The study analyses the leading 100 firms listed on the Bombay Stock Exchange (BSE) from 2019 to 2022 by employing the Global Reporting Initiative framework for SE scores and the “Stakeholder Capitalism Metrics” for ESG disclosure scores. Panel data regression models are applied to explore the impact of SE on ESG disclosures and the moderating effect of climate sensitivity. The results are robust to endogeneity.

Findings

Key findings reveal that SE is an internal driver for various ESG disclosures. Furthermore, the climate sensitivity of a firm is identified as a moderator, influencing the impact of SE on ESG disclosures.
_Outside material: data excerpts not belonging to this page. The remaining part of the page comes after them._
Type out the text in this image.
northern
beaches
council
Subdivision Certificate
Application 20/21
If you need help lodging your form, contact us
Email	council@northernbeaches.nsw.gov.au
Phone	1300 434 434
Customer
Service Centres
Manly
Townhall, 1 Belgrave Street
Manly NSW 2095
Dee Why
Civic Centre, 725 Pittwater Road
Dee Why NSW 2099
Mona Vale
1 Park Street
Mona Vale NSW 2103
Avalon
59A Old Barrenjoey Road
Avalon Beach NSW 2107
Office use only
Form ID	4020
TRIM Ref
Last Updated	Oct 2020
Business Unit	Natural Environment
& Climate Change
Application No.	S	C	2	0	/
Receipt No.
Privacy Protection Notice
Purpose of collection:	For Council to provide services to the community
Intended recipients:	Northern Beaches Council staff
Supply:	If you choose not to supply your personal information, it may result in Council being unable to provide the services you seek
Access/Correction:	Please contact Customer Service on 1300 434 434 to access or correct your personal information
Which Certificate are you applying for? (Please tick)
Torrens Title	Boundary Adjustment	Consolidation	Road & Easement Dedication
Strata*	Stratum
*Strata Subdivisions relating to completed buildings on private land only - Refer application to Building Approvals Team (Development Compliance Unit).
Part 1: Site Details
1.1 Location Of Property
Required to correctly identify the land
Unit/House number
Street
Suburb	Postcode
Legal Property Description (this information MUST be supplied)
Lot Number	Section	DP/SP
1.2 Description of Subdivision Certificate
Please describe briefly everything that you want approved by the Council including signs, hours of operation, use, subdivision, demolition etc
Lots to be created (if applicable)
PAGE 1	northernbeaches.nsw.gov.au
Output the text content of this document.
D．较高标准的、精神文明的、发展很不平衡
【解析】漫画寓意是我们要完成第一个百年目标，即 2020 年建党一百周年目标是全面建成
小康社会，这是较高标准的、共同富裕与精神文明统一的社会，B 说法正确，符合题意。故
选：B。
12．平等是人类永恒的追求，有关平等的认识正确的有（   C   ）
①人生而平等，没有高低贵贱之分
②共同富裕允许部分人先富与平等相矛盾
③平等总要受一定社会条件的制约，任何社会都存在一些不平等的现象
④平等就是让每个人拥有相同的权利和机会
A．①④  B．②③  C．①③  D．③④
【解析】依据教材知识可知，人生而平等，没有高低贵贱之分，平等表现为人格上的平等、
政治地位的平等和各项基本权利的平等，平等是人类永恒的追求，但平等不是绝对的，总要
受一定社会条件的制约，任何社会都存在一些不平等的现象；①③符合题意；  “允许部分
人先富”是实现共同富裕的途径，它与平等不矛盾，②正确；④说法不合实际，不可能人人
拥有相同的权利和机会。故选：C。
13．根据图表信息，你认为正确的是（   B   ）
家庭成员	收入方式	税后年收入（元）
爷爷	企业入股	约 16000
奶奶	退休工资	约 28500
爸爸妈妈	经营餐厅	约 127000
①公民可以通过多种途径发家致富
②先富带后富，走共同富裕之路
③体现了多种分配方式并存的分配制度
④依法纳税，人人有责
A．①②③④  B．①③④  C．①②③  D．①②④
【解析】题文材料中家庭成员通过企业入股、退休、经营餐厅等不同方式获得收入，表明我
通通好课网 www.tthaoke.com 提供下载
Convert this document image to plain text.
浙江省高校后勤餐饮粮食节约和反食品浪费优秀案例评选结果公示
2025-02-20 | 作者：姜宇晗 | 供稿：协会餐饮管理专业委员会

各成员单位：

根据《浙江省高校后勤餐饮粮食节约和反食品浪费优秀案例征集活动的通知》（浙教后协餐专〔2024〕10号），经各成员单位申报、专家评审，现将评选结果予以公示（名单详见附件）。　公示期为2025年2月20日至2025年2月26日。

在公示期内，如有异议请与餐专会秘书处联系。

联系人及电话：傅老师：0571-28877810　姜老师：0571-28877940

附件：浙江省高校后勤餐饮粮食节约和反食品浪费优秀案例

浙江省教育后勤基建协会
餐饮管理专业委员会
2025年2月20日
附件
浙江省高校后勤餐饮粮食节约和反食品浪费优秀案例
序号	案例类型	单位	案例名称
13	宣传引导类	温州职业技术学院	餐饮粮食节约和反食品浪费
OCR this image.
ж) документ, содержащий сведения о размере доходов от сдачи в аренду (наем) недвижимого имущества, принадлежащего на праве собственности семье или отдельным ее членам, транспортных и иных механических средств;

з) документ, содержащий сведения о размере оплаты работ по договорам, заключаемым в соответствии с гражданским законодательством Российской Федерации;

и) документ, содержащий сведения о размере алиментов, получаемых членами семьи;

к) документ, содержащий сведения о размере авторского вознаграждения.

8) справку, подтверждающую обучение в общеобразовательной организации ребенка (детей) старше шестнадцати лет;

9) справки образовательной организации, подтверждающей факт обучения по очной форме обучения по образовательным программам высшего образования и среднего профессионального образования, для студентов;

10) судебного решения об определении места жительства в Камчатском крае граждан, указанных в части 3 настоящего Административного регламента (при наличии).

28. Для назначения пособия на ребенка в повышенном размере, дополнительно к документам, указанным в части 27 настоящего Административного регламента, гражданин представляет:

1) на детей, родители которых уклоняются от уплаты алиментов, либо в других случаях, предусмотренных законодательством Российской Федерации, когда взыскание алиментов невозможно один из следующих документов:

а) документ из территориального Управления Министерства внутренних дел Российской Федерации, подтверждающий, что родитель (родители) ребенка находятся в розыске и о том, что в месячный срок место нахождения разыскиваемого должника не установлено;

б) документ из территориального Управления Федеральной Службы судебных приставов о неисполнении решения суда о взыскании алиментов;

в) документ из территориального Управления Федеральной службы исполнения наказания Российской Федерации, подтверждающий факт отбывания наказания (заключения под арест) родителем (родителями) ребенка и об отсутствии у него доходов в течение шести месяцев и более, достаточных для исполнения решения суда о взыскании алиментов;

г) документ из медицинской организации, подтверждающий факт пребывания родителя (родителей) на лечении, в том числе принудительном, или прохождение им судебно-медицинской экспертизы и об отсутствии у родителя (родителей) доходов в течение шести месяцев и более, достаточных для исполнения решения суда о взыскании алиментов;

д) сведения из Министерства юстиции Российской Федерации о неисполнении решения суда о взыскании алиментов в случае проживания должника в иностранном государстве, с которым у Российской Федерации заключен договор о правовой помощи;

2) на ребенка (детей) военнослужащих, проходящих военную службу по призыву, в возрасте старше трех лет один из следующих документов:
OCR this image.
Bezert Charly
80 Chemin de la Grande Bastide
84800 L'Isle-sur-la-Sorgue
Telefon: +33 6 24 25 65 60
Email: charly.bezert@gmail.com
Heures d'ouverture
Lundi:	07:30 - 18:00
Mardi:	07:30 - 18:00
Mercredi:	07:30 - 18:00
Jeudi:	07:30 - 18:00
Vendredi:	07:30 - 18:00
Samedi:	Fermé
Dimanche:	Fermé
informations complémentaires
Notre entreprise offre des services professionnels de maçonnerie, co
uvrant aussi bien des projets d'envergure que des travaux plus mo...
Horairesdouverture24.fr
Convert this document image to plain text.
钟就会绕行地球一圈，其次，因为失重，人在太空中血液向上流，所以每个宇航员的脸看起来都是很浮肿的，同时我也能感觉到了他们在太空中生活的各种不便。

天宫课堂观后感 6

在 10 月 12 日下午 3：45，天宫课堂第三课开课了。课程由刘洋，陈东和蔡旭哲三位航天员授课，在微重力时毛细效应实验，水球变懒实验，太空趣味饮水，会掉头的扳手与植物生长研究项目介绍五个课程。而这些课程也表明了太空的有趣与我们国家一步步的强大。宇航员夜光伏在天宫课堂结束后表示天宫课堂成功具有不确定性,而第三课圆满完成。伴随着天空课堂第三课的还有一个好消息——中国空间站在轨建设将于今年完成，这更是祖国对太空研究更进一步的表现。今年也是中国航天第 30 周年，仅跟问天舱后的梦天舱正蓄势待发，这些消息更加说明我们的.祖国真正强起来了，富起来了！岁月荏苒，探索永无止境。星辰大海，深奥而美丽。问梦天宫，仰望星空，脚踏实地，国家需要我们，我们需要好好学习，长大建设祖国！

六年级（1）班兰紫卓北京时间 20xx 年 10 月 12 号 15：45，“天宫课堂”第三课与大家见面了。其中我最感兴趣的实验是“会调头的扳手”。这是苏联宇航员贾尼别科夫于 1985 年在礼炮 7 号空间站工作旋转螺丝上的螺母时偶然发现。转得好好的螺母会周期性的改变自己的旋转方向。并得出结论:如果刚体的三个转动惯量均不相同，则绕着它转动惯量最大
Firms with high climate sensitivity experience greater advantages through increased reporting on the SE process.

Research limitations/implications

Our study is subject to certain limitations. While it focuses on leading Indian firms to enhance our comprehension of the SE and ESG disclosure relationship, the study’s robustness can be improved by expanding the sample size and study period. Given the scarcity of research in this domain, cross-country analyses could provide valuable insights. Our examination primarily centres on the impact of firm climate sensitivity on the SE–ESGD link. Future research might consider other variables, such as board attributes (e.g. diversity, independence) and firm life cycle stages, for a more comprehensive understanding.

Practical implications

The study imparts implications, such as promoting SE integration into corporate strategy, targeted support for climate-sensitive firms and enforcing stricter compliance measures for deficient disclosures in Indian firms.

Originality/value

This study is the first to investigate the influence of SE on ESG disclosures, with a unique focus on the moderating role of climate sensitivity. Additionally, the research employs the “Stakeholder Capitalism Metrics”, an integrated ESG framework seldom used in previous studies.